Юля выразительно посмотрела на него, в том смысле, что подобные вопросы ему задавать не следует. Она собирала вещи, а Сережа думал о завтрашнем дне. Встретит ли он её еще? Как будет нелепо, если они больше не увидят друг друга. О том же думала Юля. Обычно многие ребята, с которыми она была знакома, в подобных случаях не лезли за словом в карман. Они бы сейчас уже настойчиво атаковали её, а она бы, кокетничая, отбивалась, но, в конце концов, возможно бы и уступила. Но Сережа был совсем другим.
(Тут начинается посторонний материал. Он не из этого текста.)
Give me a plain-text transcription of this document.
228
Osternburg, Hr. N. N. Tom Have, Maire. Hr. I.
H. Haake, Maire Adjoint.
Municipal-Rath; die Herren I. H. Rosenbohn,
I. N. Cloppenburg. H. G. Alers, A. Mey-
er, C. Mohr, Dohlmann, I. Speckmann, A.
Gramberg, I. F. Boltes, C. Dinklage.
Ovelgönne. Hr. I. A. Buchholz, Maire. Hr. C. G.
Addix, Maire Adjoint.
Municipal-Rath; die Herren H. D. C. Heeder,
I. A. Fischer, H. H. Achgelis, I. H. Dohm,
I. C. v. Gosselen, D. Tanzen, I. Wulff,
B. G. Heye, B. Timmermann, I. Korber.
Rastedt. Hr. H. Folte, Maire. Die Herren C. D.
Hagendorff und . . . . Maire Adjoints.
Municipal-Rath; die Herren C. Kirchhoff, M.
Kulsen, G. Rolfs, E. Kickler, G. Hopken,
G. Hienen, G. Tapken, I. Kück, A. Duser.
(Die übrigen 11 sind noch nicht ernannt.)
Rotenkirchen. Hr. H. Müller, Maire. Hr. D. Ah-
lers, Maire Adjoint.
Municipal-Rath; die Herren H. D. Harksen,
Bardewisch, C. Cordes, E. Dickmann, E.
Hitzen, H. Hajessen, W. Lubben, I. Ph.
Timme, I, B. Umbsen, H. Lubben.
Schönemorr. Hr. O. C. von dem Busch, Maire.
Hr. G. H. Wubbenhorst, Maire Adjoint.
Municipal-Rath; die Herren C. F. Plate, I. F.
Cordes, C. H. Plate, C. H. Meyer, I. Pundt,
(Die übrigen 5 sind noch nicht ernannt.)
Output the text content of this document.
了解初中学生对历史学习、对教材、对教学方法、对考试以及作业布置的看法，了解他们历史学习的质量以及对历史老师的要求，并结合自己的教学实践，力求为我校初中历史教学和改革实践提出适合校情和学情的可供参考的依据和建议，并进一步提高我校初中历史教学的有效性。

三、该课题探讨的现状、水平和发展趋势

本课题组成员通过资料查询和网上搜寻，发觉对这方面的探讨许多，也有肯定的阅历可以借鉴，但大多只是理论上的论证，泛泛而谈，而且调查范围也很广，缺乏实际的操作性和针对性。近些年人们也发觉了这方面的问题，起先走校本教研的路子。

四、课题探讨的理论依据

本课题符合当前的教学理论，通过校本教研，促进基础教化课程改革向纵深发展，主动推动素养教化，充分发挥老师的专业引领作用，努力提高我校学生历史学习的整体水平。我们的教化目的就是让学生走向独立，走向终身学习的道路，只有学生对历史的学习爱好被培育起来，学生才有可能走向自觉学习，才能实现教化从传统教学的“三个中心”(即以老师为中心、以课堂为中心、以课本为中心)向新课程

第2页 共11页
– Завтра опять будет солнечный день, – наконец, сказал он и посмотрел на неё, очевидно ожидая, что она скажет, что и завтра придет загорать, но Юля, словно испытывая его, молчала.

– Я смогу вас здесь увидеть вновь? – застенчиво спросил он.

– Если хотите… Пока. – Она повернулась и пошла, перехватив его прощальный, преданный, о многом говорящий взгляд.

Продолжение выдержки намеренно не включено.